Question

A bag contains some white and some black balls, all combinations of balls being equally likely. The total number of balls in the bag is 10. If three balls are drawn at random without replacement and all of them are found to be black, what is the probability that the bag contains 1 white and 9 black balls?
(a). \[\dfrac{{14}}{{55}}\]
(b). \[\dfrac{{12}}{{55}}\]
(c). \[\dfrac{2}{{11}}\]
(d). \[\dfrac{8}{{55}}\]

Answer 1

Hint: Assign variables to the events for all combinations of balls in the bag. Then find the probability that 3 black balls are drawn using the total probability rule. Then find the probability that the bag contains 1 white and 9 black balls using Bayes’ theorem.

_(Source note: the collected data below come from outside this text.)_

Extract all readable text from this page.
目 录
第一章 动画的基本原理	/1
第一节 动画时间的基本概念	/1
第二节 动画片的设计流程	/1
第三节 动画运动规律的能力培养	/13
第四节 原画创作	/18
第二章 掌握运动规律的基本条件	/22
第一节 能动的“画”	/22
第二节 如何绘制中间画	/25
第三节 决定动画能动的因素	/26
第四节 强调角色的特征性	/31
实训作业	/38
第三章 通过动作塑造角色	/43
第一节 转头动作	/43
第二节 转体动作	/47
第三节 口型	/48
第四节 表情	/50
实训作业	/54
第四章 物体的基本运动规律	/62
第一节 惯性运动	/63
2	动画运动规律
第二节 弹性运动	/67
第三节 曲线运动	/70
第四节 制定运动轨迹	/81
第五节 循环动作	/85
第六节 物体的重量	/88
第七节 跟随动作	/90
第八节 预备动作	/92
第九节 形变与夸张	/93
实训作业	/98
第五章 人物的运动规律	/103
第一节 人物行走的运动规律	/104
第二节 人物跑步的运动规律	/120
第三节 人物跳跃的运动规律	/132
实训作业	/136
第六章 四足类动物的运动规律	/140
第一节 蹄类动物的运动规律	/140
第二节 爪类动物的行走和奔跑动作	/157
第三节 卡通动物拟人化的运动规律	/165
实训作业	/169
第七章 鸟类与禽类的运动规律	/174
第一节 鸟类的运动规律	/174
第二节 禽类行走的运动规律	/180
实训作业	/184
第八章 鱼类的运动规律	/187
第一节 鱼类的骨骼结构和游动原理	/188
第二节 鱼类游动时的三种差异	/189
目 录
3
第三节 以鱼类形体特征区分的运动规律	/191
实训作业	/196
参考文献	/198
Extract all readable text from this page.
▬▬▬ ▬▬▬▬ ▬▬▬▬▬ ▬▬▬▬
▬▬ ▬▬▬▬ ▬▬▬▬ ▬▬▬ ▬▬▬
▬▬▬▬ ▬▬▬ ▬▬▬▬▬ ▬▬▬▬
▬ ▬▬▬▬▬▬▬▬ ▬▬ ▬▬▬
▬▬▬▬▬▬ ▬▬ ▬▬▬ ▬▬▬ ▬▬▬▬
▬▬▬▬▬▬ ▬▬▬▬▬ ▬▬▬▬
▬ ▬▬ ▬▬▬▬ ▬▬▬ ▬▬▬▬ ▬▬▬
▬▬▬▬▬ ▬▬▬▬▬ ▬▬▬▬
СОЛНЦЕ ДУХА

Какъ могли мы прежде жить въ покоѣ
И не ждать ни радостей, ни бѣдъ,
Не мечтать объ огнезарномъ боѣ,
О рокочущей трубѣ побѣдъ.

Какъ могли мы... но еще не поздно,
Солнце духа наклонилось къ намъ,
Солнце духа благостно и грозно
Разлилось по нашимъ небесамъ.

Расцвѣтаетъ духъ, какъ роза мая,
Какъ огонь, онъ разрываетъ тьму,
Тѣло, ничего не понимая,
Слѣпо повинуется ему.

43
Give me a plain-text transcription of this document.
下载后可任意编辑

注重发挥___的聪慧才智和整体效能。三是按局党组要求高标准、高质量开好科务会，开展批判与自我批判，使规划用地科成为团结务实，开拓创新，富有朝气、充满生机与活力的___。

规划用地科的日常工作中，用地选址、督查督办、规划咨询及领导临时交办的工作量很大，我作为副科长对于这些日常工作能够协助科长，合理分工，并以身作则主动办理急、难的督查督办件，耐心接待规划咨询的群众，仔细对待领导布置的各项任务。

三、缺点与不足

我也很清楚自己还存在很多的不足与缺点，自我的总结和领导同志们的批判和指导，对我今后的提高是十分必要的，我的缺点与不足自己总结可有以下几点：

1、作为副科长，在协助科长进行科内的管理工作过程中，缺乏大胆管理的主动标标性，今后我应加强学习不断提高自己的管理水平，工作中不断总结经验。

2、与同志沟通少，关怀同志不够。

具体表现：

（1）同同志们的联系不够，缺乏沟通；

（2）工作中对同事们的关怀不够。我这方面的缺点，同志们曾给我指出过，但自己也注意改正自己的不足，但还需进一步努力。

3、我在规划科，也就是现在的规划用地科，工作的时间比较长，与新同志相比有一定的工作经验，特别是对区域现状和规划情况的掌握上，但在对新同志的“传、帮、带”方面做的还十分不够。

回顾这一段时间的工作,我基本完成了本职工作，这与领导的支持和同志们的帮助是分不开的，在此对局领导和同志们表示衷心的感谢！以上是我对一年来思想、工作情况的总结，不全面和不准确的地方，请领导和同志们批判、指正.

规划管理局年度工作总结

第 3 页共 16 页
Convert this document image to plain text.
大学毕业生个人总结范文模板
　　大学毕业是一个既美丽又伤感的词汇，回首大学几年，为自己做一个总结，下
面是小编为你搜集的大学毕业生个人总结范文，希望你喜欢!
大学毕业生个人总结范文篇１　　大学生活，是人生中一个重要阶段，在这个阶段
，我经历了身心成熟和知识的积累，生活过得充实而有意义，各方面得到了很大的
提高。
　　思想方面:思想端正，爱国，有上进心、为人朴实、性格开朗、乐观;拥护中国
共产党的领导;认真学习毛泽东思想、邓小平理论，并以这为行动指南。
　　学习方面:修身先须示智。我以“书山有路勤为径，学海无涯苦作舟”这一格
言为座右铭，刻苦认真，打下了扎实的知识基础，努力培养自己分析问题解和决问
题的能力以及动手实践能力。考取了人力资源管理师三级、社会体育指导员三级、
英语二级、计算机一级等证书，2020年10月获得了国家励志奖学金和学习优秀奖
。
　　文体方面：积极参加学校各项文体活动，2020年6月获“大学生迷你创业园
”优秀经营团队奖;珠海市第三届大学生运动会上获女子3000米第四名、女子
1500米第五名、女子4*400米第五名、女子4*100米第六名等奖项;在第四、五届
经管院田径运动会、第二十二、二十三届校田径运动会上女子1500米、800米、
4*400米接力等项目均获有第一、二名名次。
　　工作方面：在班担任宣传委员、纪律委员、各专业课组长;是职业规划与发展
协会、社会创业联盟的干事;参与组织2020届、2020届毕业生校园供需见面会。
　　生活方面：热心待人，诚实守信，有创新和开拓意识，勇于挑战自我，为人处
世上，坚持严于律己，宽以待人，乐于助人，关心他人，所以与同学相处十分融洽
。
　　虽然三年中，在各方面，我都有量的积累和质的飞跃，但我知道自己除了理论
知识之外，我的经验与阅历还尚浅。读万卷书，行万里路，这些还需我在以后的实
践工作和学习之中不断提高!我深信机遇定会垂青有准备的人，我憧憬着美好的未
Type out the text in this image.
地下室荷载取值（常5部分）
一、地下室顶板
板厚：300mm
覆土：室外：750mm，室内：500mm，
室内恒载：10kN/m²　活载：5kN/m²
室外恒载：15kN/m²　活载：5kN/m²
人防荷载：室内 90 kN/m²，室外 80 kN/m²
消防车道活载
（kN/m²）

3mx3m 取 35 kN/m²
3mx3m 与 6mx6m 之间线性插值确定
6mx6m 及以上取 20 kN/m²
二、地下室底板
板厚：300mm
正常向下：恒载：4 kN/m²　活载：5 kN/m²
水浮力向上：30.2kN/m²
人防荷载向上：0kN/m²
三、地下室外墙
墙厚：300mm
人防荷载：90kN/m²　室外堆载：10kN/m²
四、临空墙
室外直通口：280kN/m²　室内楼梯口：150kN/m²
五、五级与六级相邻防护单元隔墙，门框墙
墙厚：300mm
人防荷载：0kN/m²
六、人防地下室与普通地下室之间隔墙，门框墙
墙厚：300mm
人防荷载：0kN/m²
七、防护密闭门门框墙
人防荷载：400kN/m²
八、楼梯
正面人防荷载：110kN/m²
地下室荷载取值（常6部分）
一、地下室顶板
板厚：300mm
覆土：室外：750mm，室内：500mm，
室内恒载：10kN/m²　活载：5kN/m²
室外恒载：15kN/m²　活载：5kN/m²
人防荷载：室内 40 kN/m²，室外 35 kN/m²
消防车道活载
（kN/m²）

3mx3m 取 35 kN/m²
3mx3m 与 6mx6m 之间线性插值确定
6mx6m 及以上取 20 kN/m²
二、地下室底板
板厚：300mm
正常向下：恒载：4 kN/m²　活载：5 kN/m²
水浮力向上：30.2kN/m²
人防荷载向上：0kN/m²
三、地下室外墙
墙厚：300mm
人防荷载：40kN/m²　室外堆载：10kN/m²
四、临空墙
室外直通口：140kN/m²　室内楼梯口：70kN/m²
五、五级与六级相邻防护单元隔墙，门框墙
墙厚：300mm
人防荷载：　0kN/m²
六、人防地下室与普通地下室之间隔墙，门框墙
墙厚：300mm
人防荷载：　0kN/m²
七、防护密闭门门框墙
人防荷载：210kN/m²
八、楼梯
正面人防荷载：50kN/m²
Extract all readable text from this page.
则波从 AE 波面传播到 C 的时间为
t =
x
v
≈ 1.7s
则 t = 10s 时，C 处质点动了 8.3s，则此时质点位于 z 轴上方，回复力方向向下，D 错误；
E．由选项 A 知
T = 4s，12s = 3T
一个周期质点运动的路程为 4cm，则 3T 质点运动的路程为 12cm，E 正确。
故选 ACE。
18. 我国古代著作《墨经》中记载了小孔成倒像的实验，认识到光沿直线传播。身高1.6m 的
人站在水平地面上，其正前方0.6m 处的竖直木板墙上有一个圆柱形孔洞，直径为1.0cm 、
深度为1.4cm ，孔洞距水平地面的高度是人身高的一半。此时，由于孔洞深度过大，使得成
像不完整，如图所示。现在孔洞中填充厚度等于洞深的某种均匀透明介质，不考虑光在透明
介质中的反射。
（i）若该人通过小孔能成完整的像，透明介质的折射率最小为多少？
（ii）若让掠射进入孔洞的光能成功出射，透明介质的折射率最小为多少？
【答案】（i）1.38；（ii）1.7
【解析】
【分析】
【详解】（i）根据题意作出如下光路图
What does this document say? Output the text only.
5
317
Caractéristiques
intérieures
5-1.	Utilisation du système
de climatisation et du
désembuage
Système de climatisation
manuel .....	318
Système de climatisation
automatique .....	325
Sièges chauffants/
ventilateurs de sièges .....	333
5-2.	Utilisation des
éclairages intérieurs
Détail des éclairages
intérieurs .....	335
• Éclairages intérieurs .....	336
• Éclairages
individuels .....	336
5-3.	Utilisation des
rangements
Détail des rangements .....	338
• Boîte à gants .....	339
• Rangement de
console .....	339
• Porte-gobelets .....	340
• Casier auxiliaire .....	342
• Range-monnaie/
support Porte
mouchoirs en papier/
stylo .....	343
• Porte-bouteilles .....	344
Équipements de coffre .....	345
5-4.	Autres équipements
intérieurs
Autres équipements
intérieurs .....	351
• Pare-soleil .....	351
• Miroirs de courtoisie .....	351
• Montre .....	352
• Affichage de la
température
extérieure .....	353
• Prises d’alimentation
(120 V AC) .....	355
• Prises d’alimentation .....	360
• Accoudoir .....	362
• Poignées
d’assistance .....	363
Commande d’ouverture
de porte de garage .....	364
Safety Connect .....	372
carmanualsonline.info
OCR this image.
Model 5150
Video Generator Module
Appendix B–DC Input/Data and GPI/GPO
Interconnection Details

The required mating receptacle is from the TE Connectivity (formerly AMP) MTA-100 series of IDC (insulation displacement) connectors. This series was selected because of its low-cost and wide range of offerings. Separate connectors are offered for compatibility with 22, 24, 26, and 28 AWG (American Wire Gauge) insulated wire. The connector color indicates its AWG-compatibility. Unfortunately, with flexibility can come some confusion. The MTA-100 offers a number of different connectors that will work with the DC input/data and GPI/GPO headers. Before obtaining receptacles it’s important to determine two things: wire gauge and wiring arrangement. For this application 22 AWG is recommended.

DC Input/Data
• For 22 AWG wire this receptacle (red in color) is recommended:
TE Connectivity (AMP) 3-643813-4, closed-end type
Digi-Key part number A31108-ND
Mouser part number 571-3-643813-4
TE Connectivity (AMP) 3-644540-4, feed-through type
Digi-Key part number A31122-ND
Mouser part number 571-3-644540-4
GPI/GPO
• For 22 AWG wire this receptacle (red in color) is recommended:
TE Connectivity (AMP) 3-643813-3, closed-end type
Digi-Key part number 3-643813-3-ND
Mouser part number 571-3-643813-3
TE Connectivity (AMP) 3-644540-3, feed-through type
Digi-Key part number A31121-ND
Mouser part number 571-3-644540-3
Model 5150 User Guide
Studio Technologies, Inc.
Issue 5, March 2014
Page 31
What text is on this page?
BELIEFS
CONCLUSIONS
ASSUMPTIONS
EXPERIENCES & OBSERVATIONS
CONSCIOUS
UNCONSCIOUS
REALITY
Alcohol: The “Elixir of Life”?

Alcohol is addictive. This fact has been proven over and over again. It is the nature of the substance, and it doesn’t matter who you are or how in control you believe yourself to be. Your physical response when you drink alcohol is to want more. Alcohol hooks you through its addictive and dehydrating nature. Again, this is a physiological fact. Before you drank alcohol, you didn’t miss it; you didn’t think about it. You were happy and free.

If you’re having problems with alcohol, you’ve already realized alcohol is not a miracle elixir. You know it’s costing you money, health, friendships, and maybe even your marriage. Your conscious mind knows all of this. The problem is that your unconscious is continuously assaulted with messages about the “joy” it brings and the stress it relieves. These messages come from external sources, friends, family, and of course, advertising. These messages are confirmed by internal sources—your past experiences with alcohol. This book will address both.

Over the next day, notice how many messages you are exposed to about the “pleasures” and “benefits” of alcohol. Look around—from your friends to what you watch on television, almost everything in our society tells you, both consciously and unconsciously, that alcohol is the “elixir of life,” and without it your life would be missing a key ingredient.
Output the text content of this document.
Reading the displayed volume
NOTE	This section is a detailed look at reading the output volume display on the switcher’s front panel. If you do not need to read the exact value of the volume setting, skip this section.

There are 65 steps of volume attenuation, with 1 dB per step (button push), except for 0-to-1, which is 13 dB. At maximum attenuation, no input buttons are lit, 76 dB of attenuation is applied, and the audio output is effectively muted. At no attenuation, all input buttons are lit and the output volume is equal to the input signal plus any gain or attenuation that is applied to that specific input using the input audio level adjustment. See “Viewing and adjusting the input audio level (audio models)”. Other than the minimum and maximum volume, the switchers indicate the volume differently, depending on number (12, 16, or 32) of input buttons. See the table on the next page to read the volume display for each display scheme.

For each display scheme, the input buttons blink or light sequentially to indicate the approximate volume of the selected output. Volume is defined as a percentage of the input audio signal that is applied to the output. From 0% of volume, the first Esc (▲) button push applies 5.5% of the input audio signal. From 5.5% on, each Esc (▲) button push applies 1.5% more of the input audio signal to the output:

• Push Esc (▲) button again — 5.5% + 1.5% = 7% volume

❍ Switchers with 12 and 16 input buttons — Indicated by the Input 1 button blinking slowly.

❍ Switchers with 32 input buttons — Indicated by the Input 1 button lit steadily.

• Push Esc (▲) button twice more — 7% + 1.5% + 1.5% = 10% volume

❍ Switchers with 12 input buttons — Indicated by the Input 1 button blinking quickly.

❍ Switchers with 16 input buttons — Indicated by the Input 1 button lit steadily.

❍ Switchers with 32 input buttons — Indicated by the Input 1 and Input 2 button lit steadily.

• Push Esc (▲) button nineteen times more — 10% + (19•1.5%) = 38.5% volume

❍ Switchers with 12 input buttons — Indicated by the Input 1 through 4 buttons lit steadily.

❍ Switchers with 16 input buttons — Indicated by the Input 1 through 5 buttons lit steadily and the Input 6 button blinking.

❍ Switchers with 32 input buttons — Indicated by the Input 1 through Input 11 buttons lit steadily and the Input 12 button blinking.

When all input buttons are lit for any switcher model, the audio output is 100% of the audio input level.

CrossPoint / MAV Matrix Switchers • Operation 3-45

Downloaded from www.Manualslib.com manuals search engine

Complete step-by-step answer:
It is given that the bag contains some white balls and some black balls, to a total of 10 balls, with all combinations being equally likely.
Let the event \[{E_i}\] denote the event that the bag contains \[i\] black balls and \[10 - i\] white balls, where \[i\] can take the values from 0 to 10. Then we have:
\[P({E_i}) = \dfrac{1}{{11}}.............(1)\]
Let A be the event that 3 black balls are drawn. Then, we have:
\[P(A|{E_0}) = P(A|{E_1}) = P(A|{E_2}) = 0\]
\[P(A|{E_i}) = \dfrac{{{}^i{C_3}}}{{{}^{10}{C_3}}}{\text{ (}}i > 2{\text{)}}.............{\text{(2)}}\]
By the theorem of total probability, the total probability of drawing 3 black balls at random is given by:
\[P(A) = \sum\limits_{i = 0}^{10} {P({E_i})P(A|{E_i})} \]
Substituting equation (1) and equation (2), we have:
\[P(A) = \dfrac{1}{{11}}.\dfrac{1}{{{}^{10}{C_3}}}({}^3{C_3} + {}^4{C_3} + .......... + {}^{10}{C_3})\]
We can write \[{}^3{C_3}\] as \[{}^4{C_4}\], then we have:
\[P(A) = \dfrac{1}{{11}}.\dfrac{1}{{{}^{10}{C_3}}}({}^4{C_4} + {}^4{C_3} + .......... + {}^{10}{C_3})\]
We have the following formula:
\[{}^n{C_r} + {}^n{C_{r + 1}} = {}^{n + 1}{C_{r + 1}}............(3)\]
Using the formula (3), we have:
\[P(A) = \dfrac{1}{{11}}.\dfrac{1}{{{}^{10}{C_3}}}(({}^4{C_4} + {}^4{C_3}) + .......... + {}^{10}{C_3})\]
\[P(A) = \dfrac{1}{{11}}.\dfrac{1}{{{}^{10}{C_3}}}({}^5{C_4} + {}^5{C_3} + .......... + {}^{10}{C_3})\]
Similarly, using recursion, we have:
\[P(A) = \dfrac{1}{{11}}.\dfrac{1}{{{}^{10}{C_3}}}.{}^{11}{C_4}\]
Evaluating the expression, we have:
\[P(A) = \dfrac{1}{{11}}.\dfrac{{3!7!}}{{10!}}.\dfrac{{11!}}{{4!7!}}\]
\[P(A) = \dfrac{1}{4}............(4)\]
\[P({E_9}|A)\] is the probability that the bag contains 1 white and 9 black balls given that 3 balls drawn at random are black. Then, by Bayes’ theorem, we have:
\[P({E_9}|A) = \dfrac{{P({E_9})P(A|{E_9})}}{{P(A)}}\]
Using equations (1), (2), and (4), we have:
\[P({E_9}|A) = \dfrac{{\dfrac{1}{{11}}\dfrac{{{}^9{C_3}}}{{{}^{10}{C_3}}}}}{{\dfrac{1}{4}}}\]
Simplifying, we have:
\[P({E_9}|A) = \dfrac{{\dfrac{1}{{11}}\dfrac{{9!}}{{6!3!}}\dfrac{{7!3!}}{{10!}}}}{{\dfrac{1}{4}}}\]
\[P({E_9}|A) = \dfrac{{\dfrac{1}{{11}}.\dfrac{7}{{10}}}}{{\dfrac{1}{4}}}\]
\[P({E_9}|A) = \dfrac{{\dfrac{1}{{11}}.\dfrac{7}{5}}}{{\dfrac{1}{2}}}\]
\[P({E_9}|A) = \dfrac{{14}}{{55}}\]
Hence, the correct answer is option (a).

Note: It is tricky to evaluate the total probability using the properties of combinations. If you directly know the formula, then you can substitute and solve it directly.